One of the main forms of adoptive cell transfer is chimeric antigen receptor (CAR) T cell therapy, which involves gene modification. T cells are removed (apheresis) and isolated, then altered to CAR T cells by inserting the CAR gene, so that they can then recognise and target proteins on malignant cells more effectively than normal T cells. For this treatment to be most effective, the target antigen should be uniformly expressed on the tumour cells, but not on healthy cells. Adoptive cell transfer is a fairly new approach. For example, in the UK it was approved in 2018 for the treatment of some forms of childhood leukaemia and lymphoma in adults. For the time being, adoptive cell transfer treatment schemes have a number of serious adverse effects (cytokine release syndrome), including neurotoxicity.

Invariant natural killer T cells (iNKT cells) are a subset of innate-like T cells that recognise non-peptide antigens presented on the CD1-d protein. They are some of the first cells activated in an immune response and could be important in regulating the immune response to malignancies as well as to antigens. This is thought to be another promising avenue for further research. It has been demonstrated that the number of these cells is reduced in many cancer patients and this finding is correlated with overall survival rates. It is thought that lower numbers of iNKT cells indicate defects in the immune response.

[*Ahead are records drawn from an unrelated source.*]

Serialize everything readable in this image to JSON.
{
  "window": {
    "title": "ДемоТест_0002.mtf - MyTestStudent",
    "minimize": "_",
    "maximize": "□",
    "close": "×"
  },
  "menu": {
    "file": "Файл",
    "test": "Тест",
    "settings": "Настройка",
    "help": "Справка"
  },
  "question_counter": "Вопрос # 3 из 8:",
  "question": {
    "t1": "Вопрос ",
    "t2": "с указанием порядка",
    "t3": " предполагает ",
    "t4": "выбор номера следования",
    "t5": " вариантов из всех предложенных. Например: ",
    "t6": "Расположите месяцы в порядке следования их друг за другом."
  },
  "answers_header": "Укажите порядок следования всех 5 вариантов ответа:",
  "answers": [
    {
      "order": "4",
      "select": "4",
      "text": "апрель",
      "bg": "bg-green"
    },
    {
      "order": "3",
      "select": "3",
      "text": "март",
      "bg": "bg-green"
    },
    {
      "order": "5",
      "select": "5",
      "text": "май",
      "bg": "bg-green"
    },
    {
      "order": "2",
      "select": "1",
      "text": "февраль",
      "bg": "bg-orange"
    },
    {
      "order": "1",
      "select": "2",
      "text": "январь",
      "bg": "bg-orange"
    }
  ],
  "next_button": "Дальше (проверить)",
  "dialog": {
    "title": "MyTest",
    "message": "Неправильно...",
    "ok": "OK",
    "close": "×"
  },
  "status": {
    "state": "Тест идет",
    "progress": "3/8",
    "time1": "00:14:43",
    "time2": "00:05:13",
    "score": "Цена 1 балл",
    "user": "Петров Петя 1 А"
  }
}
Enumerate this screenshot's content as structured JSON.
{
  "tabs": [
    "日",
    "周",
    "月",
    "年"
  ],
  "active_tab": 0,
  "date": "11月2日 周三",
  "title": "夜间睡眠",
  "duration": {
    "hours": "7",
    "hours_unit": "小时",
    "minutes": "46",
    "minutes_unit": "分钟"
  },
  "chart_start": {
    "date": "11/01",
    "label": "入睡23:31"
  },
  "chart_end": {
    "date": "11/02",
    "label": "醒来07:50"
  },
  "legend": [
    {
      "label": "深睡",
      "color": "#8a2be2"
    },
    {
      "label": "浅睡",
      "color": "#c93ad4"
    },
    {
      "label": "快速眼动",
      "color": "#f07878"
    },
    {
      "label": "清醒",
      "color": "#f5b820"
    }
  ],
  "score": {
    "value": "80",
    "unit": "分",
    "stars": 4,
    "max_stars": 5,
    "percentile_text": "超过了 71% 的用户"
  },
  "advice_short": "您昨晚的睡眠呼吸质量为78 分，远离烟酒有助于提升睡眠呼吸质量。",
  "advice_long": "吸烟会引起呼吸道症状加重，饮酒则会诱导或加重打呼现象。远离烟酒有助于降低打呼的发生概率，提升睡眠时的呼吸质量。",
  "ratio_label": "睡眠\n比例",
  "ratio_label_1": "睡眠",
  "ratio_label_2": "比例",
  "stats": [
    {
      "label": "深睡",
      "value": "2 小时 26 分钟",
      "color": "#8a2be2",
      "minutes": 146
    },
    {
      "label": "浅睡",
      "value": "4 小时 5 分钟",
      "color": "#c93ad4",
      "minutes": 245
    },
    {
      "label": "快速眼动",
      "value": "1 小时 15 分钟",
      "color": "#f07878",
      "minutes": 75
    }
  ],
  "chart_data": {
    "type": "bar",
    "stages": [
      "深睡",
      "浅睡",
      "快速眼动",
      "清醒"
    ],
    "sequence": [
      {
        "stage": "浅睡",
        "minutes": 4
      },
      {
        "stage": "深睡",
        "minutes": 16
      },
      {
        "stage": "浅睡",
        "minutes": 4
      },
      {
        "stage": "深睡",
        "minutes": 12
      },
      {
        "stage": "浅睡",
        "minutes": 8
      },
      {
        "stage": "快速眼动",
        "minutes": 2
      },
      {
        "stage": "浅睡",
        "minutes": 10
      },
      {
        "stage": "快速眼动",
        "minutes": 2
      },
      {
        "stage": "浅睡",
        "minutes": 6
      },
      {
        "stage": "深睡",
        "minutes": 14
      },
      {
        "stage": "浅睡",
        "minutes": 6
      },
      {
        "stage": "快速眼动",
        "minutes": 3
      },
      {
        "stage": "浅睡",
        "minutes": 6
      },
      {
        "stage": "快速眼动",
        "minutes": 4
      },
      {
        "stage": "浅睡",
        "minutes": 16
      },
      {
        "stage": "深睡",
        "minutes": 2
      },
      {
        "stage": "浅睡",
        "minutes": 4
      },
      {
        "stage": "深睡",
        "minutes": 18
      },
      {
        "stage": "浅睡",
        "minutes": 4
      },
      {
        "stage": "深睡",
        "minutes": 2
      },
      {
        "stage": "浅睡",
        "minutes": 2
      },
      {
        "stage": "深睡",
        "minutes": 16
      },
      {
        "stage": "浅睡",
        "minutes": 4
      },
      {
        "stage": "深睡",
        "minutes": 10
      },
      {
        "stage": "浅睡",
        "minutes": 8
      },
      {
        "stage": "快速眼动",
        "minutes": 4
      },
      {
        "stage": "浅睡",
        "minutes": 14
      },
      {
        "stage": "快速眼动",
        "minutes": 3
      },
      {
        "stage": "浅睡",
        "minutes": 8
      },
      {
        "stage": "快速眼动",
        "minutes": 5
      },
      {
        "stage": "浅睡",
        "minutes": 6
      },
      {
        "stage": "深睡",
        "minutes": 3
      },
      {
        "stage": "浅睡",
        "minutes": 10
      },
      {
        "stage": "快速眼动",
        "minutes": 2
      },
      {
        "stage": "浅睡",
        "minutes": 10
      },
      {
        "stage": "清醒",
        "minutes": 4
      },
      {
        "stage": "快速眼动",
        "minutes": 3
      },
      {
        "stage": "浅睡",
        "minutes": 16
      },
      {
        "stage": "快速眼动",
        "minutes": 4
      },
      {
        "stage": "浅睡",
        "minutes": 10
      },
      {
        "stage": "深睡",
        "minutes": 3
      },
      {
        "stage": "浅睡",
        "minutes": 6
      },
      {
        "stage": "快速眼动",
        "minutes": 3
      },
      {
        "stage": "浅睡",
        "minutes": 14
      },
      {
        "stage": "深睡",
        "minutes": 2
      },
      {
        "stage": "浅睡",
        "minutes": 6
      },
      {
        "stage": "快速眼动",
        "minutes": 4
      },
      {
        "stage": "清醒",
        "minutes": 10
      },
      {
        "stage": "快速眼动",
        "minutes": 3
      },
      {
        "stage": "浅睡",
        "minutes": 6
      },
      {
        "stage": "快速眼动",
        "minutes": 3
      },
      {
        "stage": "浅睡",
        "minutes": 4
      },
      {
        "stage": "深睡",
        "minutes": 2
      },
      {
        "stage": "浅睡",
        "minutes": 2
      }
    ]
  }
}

Vaccines represent an area of much ongoing research. There are many different types of vaccine being looked into as they all have different targets, but the general aim is to stimulate or restore an immune response against malignancies. A promising area of research is their application as a therapeutic measure, aiming at delaying tumour growth and possibly achieve shrinkage. Sipuleucel-T is a therapeutic vaccine that was approved in the US for the treatment of prostate cancer in 2010; it is not approved in the UK and the evidence base for its effectiveness is slim. Some isolated spectacular initial responses have been seen in trials in head and neck cancer but none have demonstrated a long term benefit.

A more traditional view to, and application of, vaccines, to prevent some viral infections, is relevant in a maxillofacial surgery context. The human papilloma virus (HPV) is known to have some high-risk strands that are associated with causing oropharyngeal malignancies (amongst other malignancies).

Whilst vaccination against HPV infections (especially the high-risk strands 16 and 18; plus strands 6 and 11) is not a therapy to treat oropharyngeal cancers, this vaccination can prevent the development of these malignancies in the first place very effectively. The majority of HPV related malignancies afflict women (a leading cause of cervical cancer), so the initial vaccination schemes were only offered to girls. It is to be welcomed that in many countries these schemes have been modified and are now offered to boys and girls. Not only is this prevention by vaccination for all cheaper than the treatment costs in the absence of such vaccination schemes – HPV vaccination also prevents much suffering.